Complete step by step answer: According to the question, a linear equation in one variable is given to us and we have to solve it.
The given equation is:
$\Rightarrow 28 = 14 + 7\left( {x - 6} \right)$
For solving this, first we’ll transfer 14 from right hand side to left hand side of the equation, we’ll get:
$\Rightarrow 28 - 14 = 7\left( {x - 6} \right)$
This equation can also be written as:
$\Rightarrow 7\left( {x - 6} \right) = 28 - 14 \\\ \Rightarrow 7\left( {x - 6} \right) = 14 \\\$
Dividing both sides of the equation by 7, well get:
$\Rightarrow \dfrac{{7\left( {x - 6} \right)}}{7} = \dfrac{{14}}{7} \\\ \Rightarrow \left( {x - 6} \right) = 2 \\\$
Again transferring 6 from left hand side to right hand side of the equation, we’ll get:
$\Rightarrow x = 2 + 6 \\\ \Rightarrow x = 8 \\\$
Thus the value of variable $x$ in the equation is 8.

Additional Information:
An equation in one variable with the highest power of variable in the equation as 1 is called a linear equation in one variable. If the highest power is 2 then it is called a quadratic equation and if the highest power is 3 then it is called a cubic equation. To generalize it, if the highest power is n then it is called the nth degree equation.

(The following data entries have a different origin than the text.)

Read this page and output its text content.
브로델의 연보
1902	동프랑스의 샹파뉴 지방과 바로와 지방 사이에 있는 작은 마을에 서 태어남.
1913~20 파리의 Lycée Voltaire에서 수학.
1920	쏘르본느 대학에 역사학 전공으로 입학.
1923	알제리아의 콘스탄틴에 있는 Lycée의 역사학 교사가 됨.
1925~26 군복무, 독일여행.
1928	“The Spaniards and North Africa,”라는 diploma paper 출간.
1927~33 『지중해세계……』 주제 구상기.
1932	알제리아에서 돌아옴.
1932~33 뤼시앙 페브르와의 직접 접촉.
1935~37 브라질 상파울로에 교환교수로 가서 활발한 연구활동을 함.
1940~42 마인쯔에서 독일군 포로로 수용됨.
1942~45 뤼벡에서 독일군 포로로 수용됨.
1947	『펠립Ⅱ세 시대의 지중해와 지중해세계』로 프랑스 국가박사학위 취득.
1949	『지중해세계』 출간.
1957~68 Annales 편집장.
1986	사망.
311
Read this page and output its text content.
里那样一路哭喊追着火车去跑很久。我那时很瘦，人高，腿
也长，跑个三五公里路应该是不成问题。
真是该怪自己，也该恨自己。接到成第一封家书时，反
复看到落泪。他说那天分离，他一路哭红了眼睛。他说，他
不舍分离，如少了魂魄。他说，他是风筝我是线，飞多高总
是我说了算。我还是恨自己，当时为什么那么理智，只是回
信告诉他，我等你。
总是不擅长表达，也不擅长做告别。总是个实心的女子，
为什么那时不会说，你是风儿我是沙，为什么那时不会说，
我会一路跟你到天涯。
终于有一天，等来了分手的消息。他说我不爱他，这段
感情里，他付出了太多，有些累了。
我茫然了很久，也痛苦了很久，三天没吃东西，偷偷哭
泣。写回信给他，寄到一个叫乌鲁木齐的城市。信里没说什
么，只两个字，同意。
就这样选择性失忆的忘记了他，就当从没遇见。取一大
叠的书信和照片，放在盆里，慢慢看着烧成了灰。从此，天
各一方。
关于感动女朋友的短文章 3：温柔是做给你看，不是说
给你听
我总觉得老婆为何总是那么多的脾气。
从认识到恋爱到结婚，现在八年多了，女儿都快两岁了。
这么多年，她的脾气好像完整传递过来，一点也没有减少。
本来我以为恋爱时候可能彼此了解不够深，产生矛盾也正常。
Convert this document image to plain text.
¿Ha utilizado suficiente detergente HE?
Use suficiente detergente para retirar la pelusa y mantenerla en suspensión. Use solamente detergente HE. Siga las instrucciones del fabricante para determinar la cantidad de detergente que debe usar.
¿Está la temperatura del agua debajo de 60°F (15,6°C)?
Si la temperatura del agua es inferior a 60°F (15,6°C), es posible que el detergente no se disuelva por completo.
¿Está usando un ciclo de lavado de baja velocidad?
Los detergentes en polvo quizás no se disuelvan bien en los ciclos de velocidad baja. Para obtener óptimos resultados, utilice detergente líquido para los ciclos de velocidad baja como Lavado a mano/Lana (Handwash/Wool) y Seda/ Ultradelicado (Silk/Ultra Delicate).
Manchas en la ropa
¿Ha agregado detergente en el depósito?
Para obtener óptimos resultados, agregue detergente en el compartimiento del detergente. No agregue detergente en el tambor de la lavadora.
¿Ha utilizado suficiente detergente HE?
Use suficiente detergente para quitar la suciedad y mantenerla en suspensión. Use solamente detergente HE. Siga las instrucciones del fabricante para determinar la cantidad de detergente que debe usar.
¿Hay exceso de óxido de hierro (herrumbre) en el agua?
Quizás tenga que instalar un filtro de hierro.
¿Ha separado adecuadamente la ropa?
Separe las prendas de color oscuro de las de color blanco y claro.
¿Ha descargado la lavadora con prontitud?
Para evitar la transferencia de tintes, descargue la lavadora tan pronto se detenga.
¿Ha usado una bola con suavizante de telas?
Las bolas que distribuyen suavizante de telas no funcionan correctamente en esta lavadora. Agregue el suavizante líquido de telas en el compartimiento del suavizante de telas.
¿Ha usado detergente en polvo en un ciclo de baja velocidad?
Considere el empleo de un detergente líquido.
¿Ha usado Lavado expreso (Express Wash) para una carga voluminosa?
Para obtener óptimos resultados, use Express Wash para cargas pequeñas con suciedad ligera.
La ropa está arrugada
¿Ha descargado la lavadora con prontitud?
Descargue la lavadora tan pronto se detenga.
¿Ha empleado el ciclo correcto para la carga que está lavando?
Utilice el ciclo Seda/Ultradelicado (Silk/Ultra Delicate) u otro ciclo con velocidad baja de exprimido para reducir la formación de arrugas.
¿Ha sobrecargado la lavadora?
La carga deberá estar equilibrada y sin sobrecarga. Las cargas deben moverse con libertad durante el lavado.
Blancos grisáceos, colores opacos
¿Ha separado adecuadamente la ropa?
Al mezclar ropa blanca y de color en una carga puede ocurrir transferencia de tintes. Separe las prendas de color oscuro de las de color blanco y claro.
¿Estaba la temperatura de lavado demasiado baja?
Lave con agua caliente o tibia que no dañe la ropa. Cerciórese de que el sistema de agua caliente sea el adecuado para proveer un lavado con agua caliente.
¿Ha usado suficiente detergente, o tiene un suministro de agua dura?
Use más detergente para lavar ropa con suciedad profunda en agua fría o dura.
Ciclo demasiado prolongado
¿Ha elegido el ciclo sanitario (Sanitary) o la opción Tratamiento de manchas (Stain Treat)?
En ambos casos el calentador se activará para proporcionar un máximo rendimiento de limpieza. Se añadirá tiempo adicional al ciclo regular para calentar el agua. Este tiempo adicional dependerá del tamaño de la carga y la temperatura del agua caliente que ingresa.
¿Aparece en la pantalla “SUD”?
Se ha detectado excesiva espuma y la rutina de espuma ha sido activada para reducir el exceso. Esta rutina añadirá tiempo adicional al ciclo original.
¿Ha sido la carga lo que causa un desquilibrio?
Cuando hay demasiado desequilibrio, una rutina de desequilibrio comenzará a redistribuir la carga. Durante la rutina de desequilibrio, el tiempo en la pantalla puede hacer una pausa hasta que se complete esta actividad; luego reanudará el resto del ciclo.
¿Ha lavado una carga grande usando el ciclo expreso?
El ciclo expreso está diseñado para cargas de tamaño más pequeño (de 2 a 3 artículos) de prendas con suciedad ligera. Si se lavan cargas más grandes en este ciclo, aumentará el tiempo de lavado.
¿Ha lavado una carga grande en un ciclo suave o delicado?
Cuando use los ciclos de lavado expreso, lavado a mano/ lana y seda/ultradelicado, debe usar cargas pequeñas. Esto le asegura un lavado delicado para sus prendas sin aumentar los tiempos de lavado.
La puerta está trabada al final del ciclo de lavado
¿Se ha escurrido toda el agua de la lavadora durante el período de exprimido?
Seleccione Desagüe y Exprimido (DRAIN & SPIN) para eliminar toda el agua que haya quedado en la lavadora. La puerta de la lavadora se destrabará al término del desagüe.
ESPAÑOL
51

This condition is valid if all the powers of the variable throughout the equation are non negative integers.

Note:
If a linear equation is having only one variable, it can be solved directly to get the value of the variable. If it was a two variable equation, we couldn’t have solved it. To determine the values of two different variables, we need a system of two different equations in those variables and to determine three variables we need a system of three equations in those variables. Similarly if there are $n$ different variables then we require $n$ different equations to find their values.